UKRI is addressing this collectively through the development of its EDI strategy. At a council level, AHRC has published an EDI vision statement and action plan with key performance indicators. We are working hard with UKRI, the wider research and innovation sector and our communities to deliver on this. We cannot let the events of last July become a memory, of all research councils, we cannot let history be inactive.
Being the funder our sector deserves
We are beginning to frame a cumulative programme of research that addresses with clarity and focus some of these challenges, from inequity to injustice to instability, but focuses on solutions, from culture to creativity to resilience.
And if we succeed in linking our vision and our brilliant researchers through a theory of change that emphasises how we foreground equitable partnership, inclusive definitions of excellence and interdisciplinary exchange as a norm, we will be the funder that our sector deserves and needs.
There are challenges of course. A recent article in ‘the Higher’ cheerfully claimed that our funding hasn’t declined as a percentage, but the percentage is low (and the analysis excludes the ODA cut). I don’t see arts and humanities in decline so much as in transformation, as arts and humanities become ever more intricately bound into a virtuous circle of collaboration:
- medical humanities
- environmental humanities
- humanities and AI
- creative industries
- practice research and design
are all flourishing.

Credit: Helen Weedon
And increasingly even in our subjects, as other sciences have already done, large problems are being tackled by teams not individuals, integrating different voices and viewpoints.

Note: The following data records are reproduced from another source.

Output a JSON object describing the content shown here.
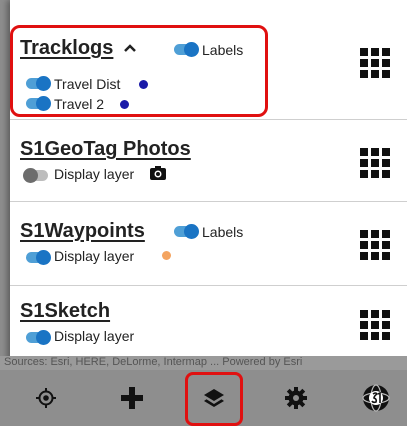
{
  "layers": [
    {
      "title": "Tracklogs",
      "labels_toggle": {
        "label": "Labels",
        "on": true
      },
      "tracks": [
        {
          "label": "Travel Dist",
          "on": true,
          "color": "#1a1aa8"
        },
        {
          "label": "Travel 2",
          "on": true,
          "color": "#1a1aa8"
        }
      ],
      "expanded": true,
      "highlighted": true
    },
    {
      "title": "S1GeoTag Photos",
      "display_toggle": {
        "label": "Display layer",
        "on": false
      }
    },
    {
      "title": "S1Waypoints",
      "labels_toggle": {
        "label": "Labels",
        "on": true
      },
      "display_toggle": {
        "label": "Display layer",
        "on": true
      },
      "color": "#f4a460"
    },
    {
      "title": "S1Sketch",
      "display_toggle": {
        "label": "Display layer",
        "on": true
      }
    }
  ],
  "attribution": "Sources: Esri, HERE, DeLorme, Intermap ... Powered by Esri",
  "toolbar": {
    "buttons": [
      {
        "icon": "gps-target-icon"
      },
      {
        "icon": "add-icon"
      },
      {
        "icon": "layers-icon",
        "active": true
      },
      {
        "icon": "settings-gear-icon"
      },
      {
        "icon": "s1-logo-icon"
      }
    ]
  },
  "colors": {
    "toggle_on_track": "#4f9fd6",
    "toggle_on_knob": "#1a74c4",
    "highlight": "#e01010",
    "toolbar_bg": "#8e8e8e"
  }
}
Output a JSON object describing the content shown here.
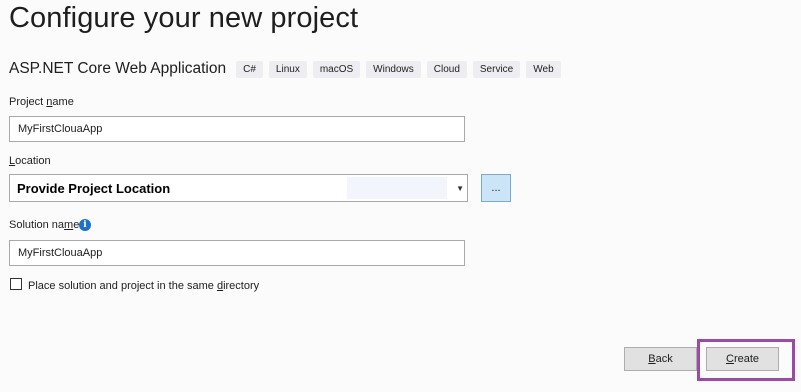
{
  "header": {
    "title": "Configure your new project"
  },
  "template": {
    "name": "ASP.NET Core Web Application",
    "tags": [
      "C#",
      "Linux",
      "macOS",
      "Windows",
      "Cloud",
      "Service",
      "Web"
    ]
  },
  "project_name": {
    "label_pre": "Project ",
    "label_key": "n",
    "label_post": "ame",
    "value": "MyFirstClouaApp"
  },
  "location": {
    "label_key": "L",
    "label_post": "ocation",
    "value": "Provide Project Location",
    "browse_label": "..."
  },
  "solution_name": {
    "label_pre": "Solution na",
    "label_key": "m",
    "label_post": "e",
    "value": "MyFirstClouaApp",
    "info_glyph": "i"
  },
  "checkbox": {
    "label_pre": "Place solution and project in the same ",
    "label_key": "d",
    "label_post": "irectory",
    "checked": false
  },
  "footer": {
    "back_key": "B",
    "back_post": "ack",
    "create_key": "C",
    "create_post": "reate"
  },
  "colors": {
    "highlight": "#9b4ba6",
    "info": "#1a73c8",
    "browse_bg": "#cce4f7"
  }
}
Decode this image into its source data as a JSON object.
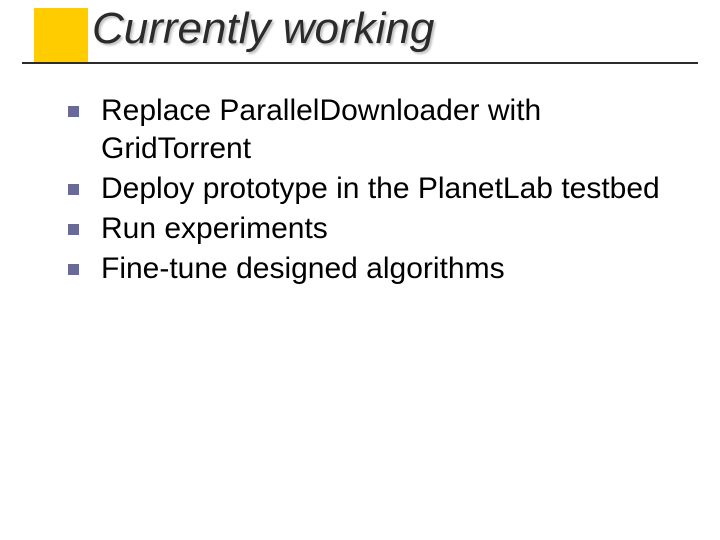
{
  "title": "Currently working",
  "bullets": [
    "Replace ParallelDownloader with GridTorrent",
    "Deploy prototype in the PlanetLab testbed",
    "Run experiments",
    "Fine-tune designed algorithms"
  ],
  "colors": {
    "accent": "#ffcc00",
    "bullet": "#6a6a99",
    "text": "#000000"
  }
}
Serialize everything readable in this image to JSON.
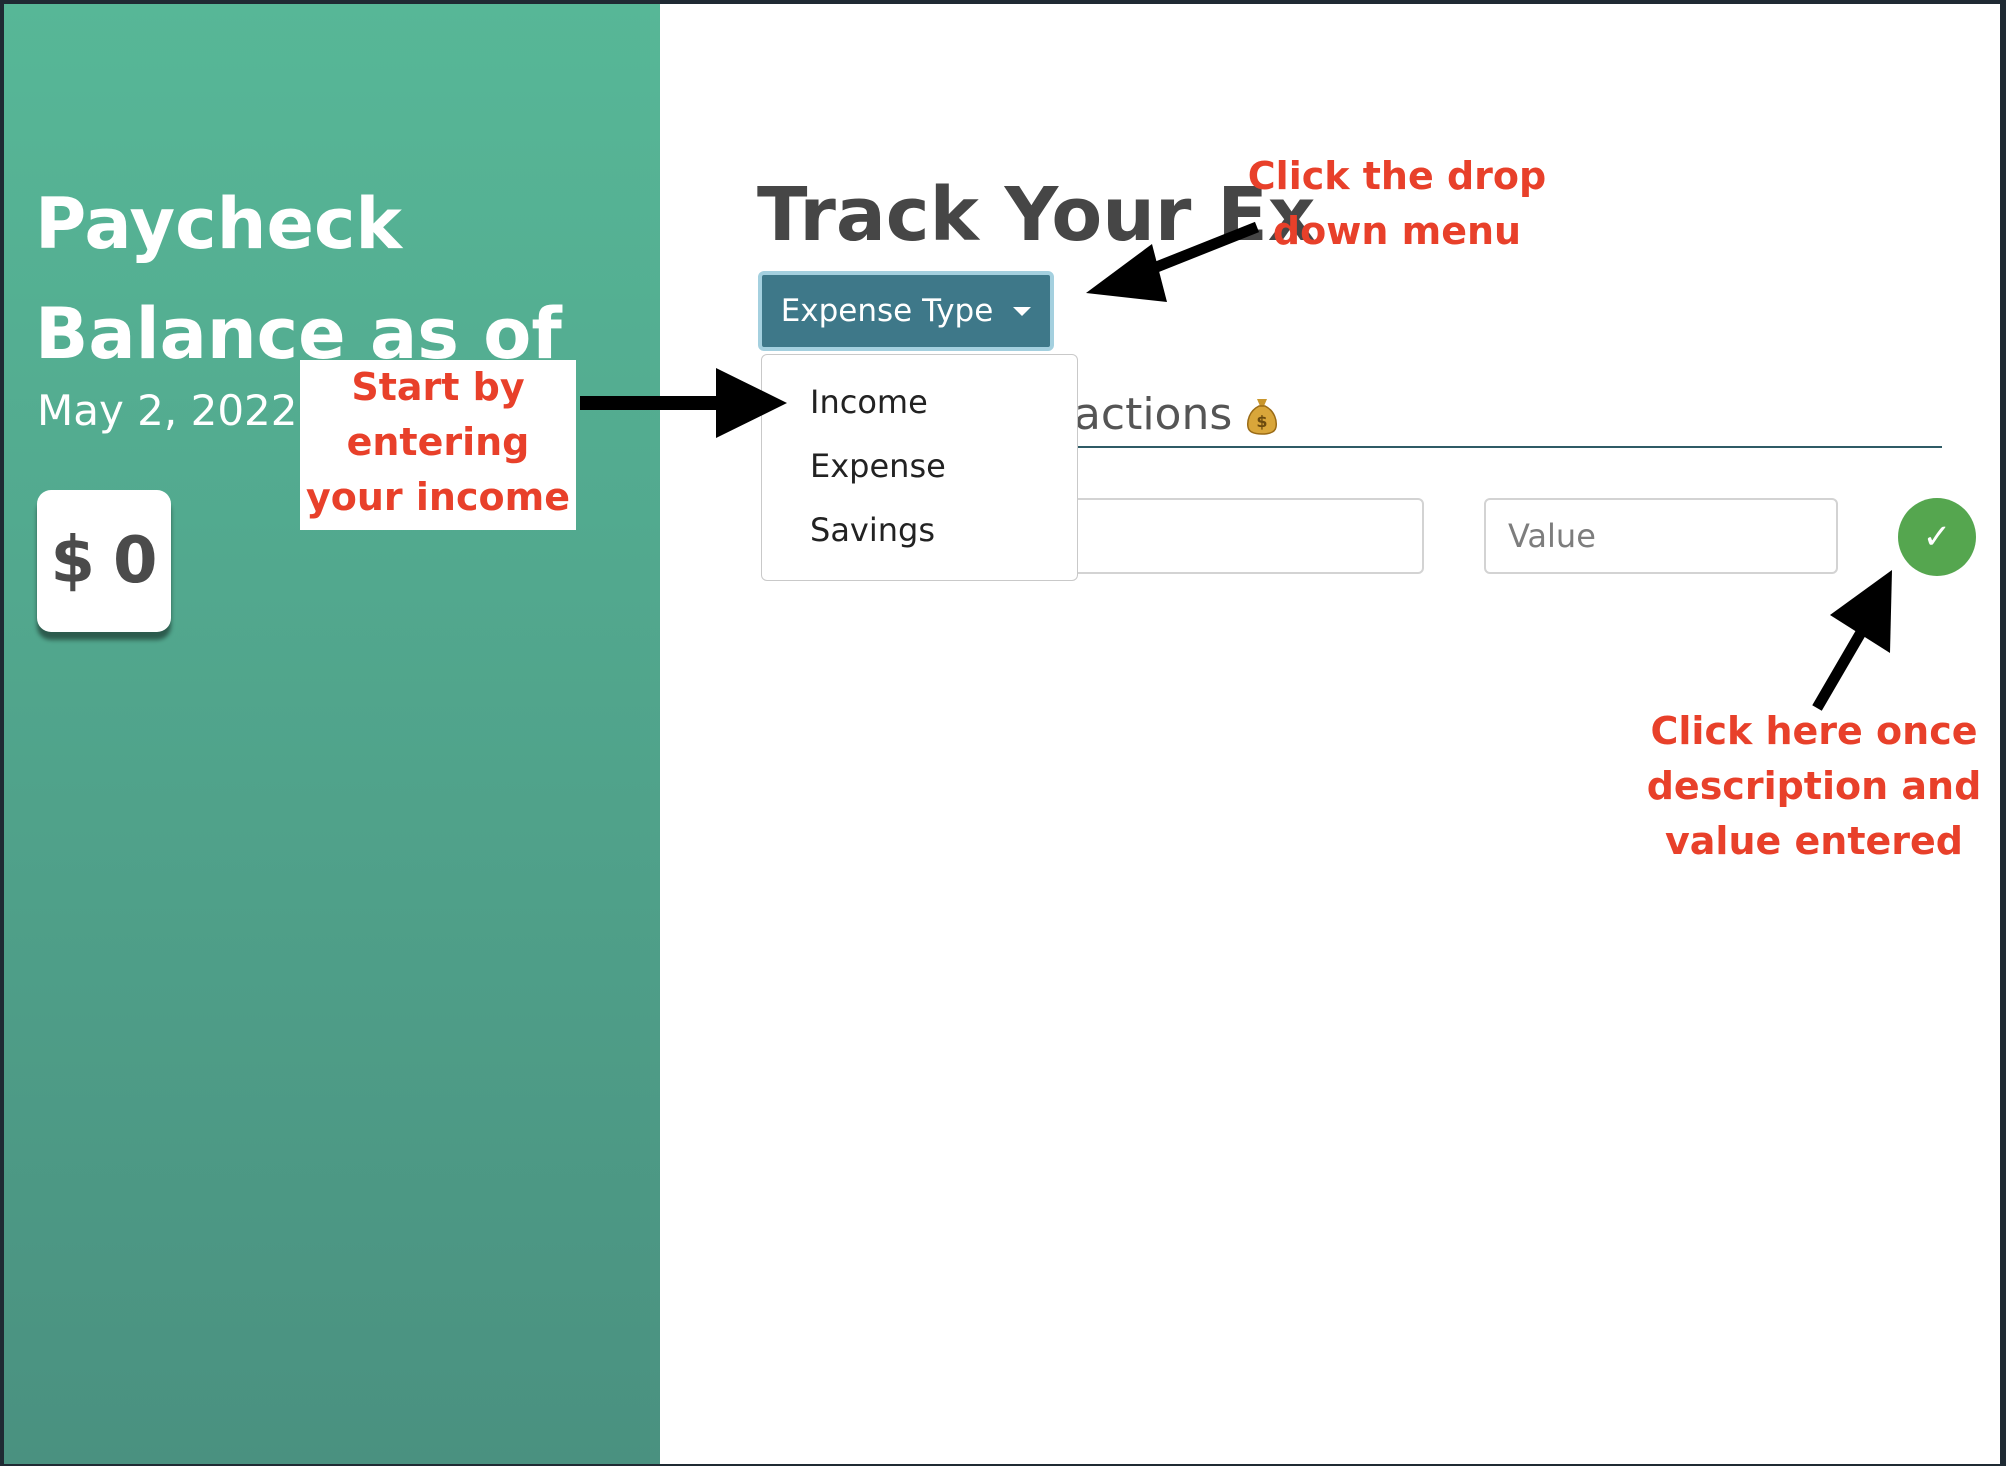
{
  "sidebar": {
    "title": "Paycheck Balance as of",
    "date": "May 2, 2022",
    "balance_currency": "$",
    "balance_value": "0"
  },
  "main": {
    "title": "Track Your Ex",
    "type_button_label": "Expense Type",
    "type_options": [
      "Income",
      "Expense",
      "Savings"
    ],
    "section_heading": "sactions",
    "section_icon": "money-bag-icon",
    "description_input": {
      "value": "",
      "placeholder": ""
    },
    "value_input": {
      "value": "",
      "placeholder": "Value"
    },
    "submit_label": "✓"
  },
  "annotations": {
    "dropdown_note": "Click the drop down menu",
    "income_note": "Start by entering your income",
    "submit_note": "Click here once description and value entered"
  },
  "colors": {
    "sidebar_top": "#57b797",
    "sidebar_bottom": "#4a9180",
    "button": "#3e7889",
    "submit": "#55a64f",
    "annotation_text": "#e8402a"
  }
}
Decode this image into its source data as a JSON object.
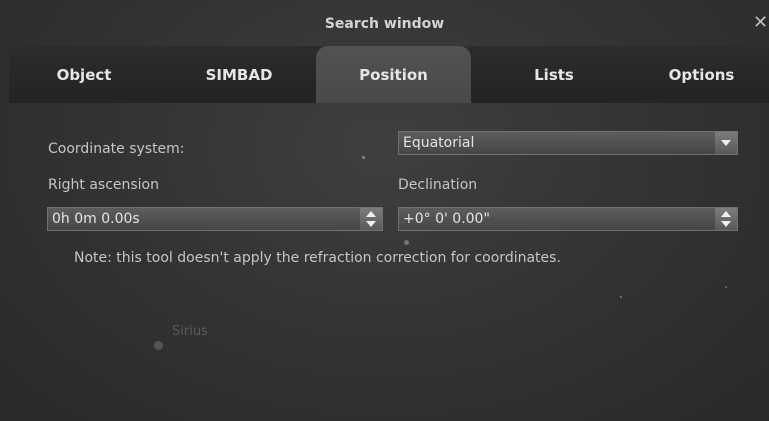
{
  "window": {
    "title": "Search window",
    "close_symbol": "✕"
  },
  "tabs": [
    {
      "label": "Object",
      "active": false
    },
    {
      "label": "SIMBAD",
      "active": false
    },
    {
      "label": "Position",
      "active": true
    },
    {
      "label": "Lists",
      "active": false
    },
    {
      "label": "Options",
      "active": false
    }
  ],
  "position": {
    "coordinate_system_label": "Coordinate system:",
    "coordinate_system_value": "Equatorial",
    "right_ascension_label": "Right ascension",
    "right_ascension_value": "0h 0m 0.00s",
    "declination_label": "Declination",
    "declination_value": "+0° 0' 0.00\"",
    "note": "Note: this tool doesn't apply the refraction correction for coordinates."
  },
  "sky": {
    "star_label": "Sirius"
  },
  "colors": {
    "background": "#323436",
    "tab_active": "#505254",
    "text": "#c6c6c6"
  }
}
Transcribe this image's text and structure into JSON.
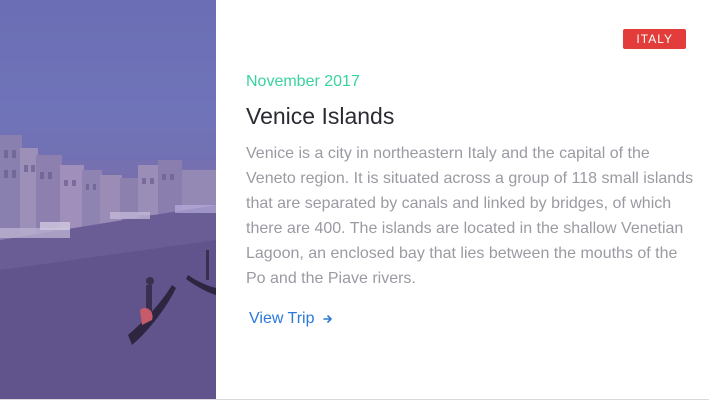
{
  "card": {
    "image_alt": "Venice canal with gondola",
    "badge": "ITALY",
    "date": "November 2017",
    "title": "Venice Islands",
    "description": "Venice is a city in northeastern Italy and the capital of the Veneto region. It is situated across a group of 118 small islands that are separated by canals and linked by bridges, of which there are 400. The islands are located in the shallow Venetian Lagoon, an enclosed bay that lies between the mouths of the Po and the Piave rivers.",
    "link_label": "View Trip",
    "link_icon": "arrow-right-icon"
  },
  "colors": {
    "badge_bg": "#e23d3a",
    "date": "#3ad29f",
    "link": "#2b79d9",
    "photo_overlay": "#6a6db2"
  }
}
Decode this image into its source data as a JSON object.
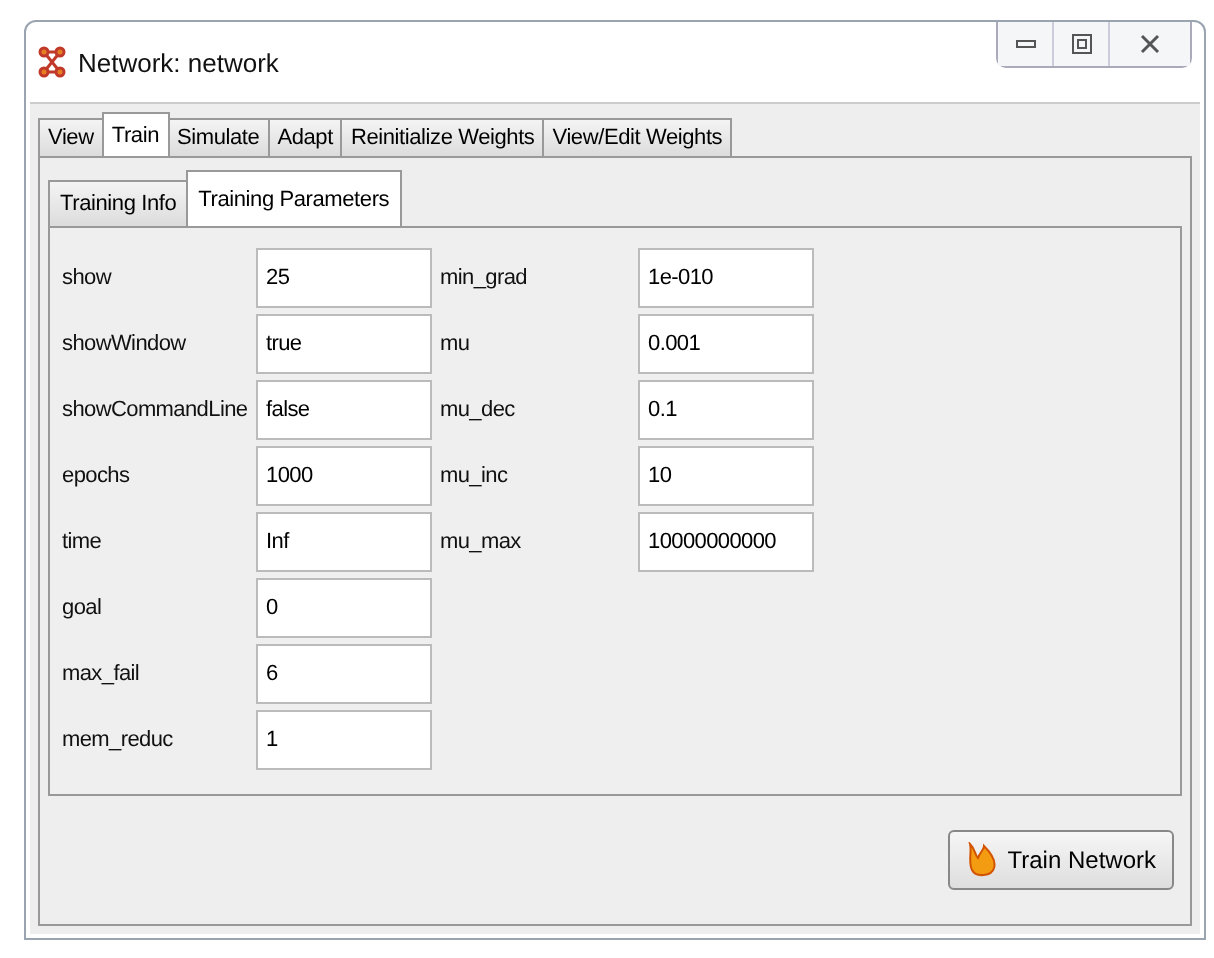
{
  "window": {
    "title": "Network: network"
  },
  "tabs": [
    {
      "label": "View",
      "selected": false
    },
    {
      "label": "Train",
      "selected": true
    },
    {
      "label": "Simulate",
      "selected": false
    },
    {
      "label": "Adapt",
      "selected": false
    },
    {
      "label": "Reinitialize Weights",
      "selected": false
    },
    {
      "label": "View/Edit Weights",
      "selected": false
    }
  ],
  "subtabs": [
    {
      "label": "Training Info",
      "selected": false
    },
    {
      "label": "Training Parameters",
      "selected": true
    }
  ],
  "parameter_columns": [
    [
      {
        "label": "show",
        "value": "25"
      },
      {
        "label": "showWindow",
        "value": "true"
      },
      {
        "label": "showCommandLine",
        "value": "false"
      },
      {
        "label": "epochs",
        "value": "1000"
      },
      {
        "label": "time",
        "value": "Inf"
      },
      {
        "label": "goal",
        "value": "0"
      },
      {
        "label": "max_fail",
        "value": "6"
      },
      {
        "label": "mem_reduc",
        "value": "1"
      }
    ],
    [
      {
        "label": "min_grad",
        "value": "1e-010"
      },
      {
        "label": "mu",
        "value": "0.001"
      },
      {
        "label": "mu_dec",
        "value": "0.1"
      },
      {
        "label": "mu_inc",
        "value": "10"
      },
      {
        "label": "mu_max",
        "value": "10000000000"
      }
    ]
  ],
  "action_button": {
    "label": "Train Network"
  }
}
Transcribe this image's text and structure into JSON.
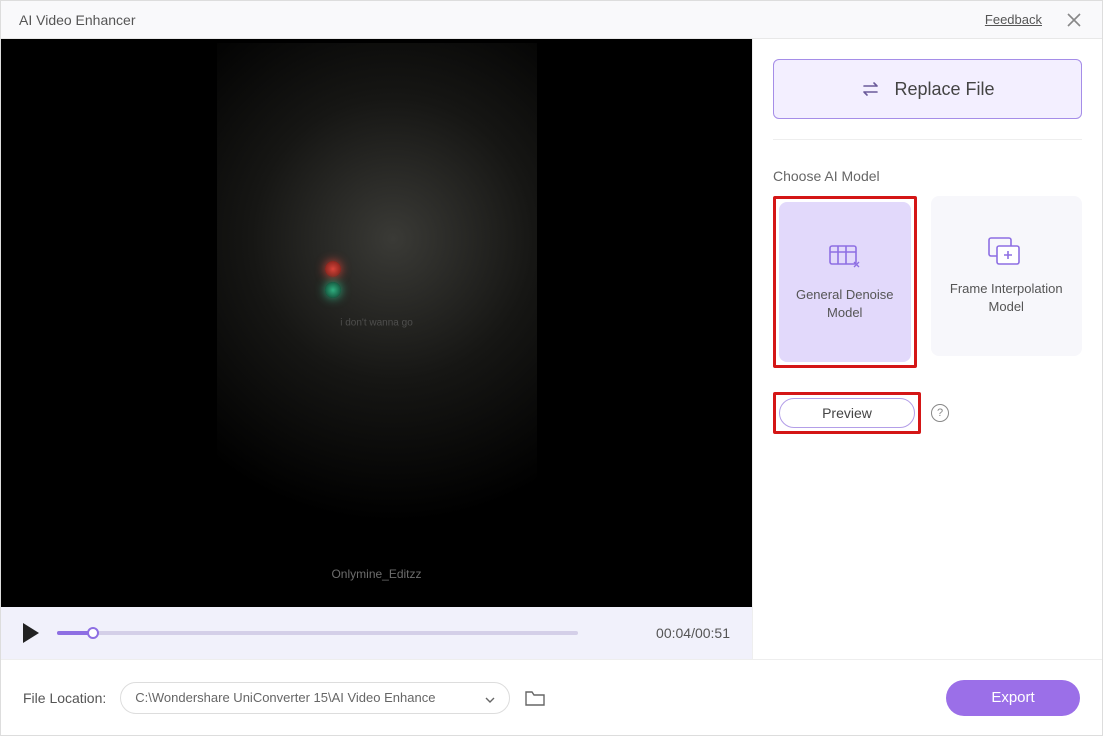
{
  "titlebar": {
    "title": "AI Video Enhancer",
    "feedback": "Feedback"
  },
  "player": {
    "time": "00:04/00:51",
    "caption": "i don't wanna go",
    "watermark": "Onlymine_Editzz"
  },
  "sidebar": {
    "replace_label": "Replace File",
    "section_label": "Choose AI Model",
    "models": [
      {
        "label": "General Denoise Model"
      },
      {
        "label": "Frame Interpolation Model"
      }
    ],
    "preview_label": "Preview",
    "help_tooltip": "?"
  },
  "footer": {
    "location_label": "File Location:",
    "path": "C:\\Wondershare UniConverter 15\\AI Video Enhance",
    "export_label": "Export"
  }
}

But this is more expensive to do and to do well and equitably, and we must break the cycle of low funding leading to low return and ever lower expectations.
Quality-related research is crucial for the basic health of arts and humanities, but we have to learn from our colleagues how targeted funding is critical to winning arguments for our flourishing.
Sketching the path to a better future
The first project I saw as incoming Executive Chair at AHRC was the partnership with the V&A museum to work on the Glastonbury Festival archive. Building on long standing links, this was a perfect way to work with an independent research organisation to secure the long-term future and research potential of a unique 50-year record of:
- social history
- changing fashion and ideas
- the influence of music.

Credit: Helen Weedon
Earlier this summer, in my first visit to a museum after re-opening, I saw the archives showcased brilliantly throughout the V&A standing collection:
- the documents of an open-air festival in counterpoise to Constable’s paintings of fields
- portraits of faces from the last fifty years in a gallery of portraits from two hundred years ago.
I saw it with curators and a group of wonderful, enthused and fired up students from London Southbank University who had worked on the material. And I remembered then, as I remind myself every day, that this job isn’t just about arts and humanities as disciplines. It is about us as humans:
- cherishing those who have gone before
- finding a way through the challenges we face now
- sketching the paths to a better future for us all.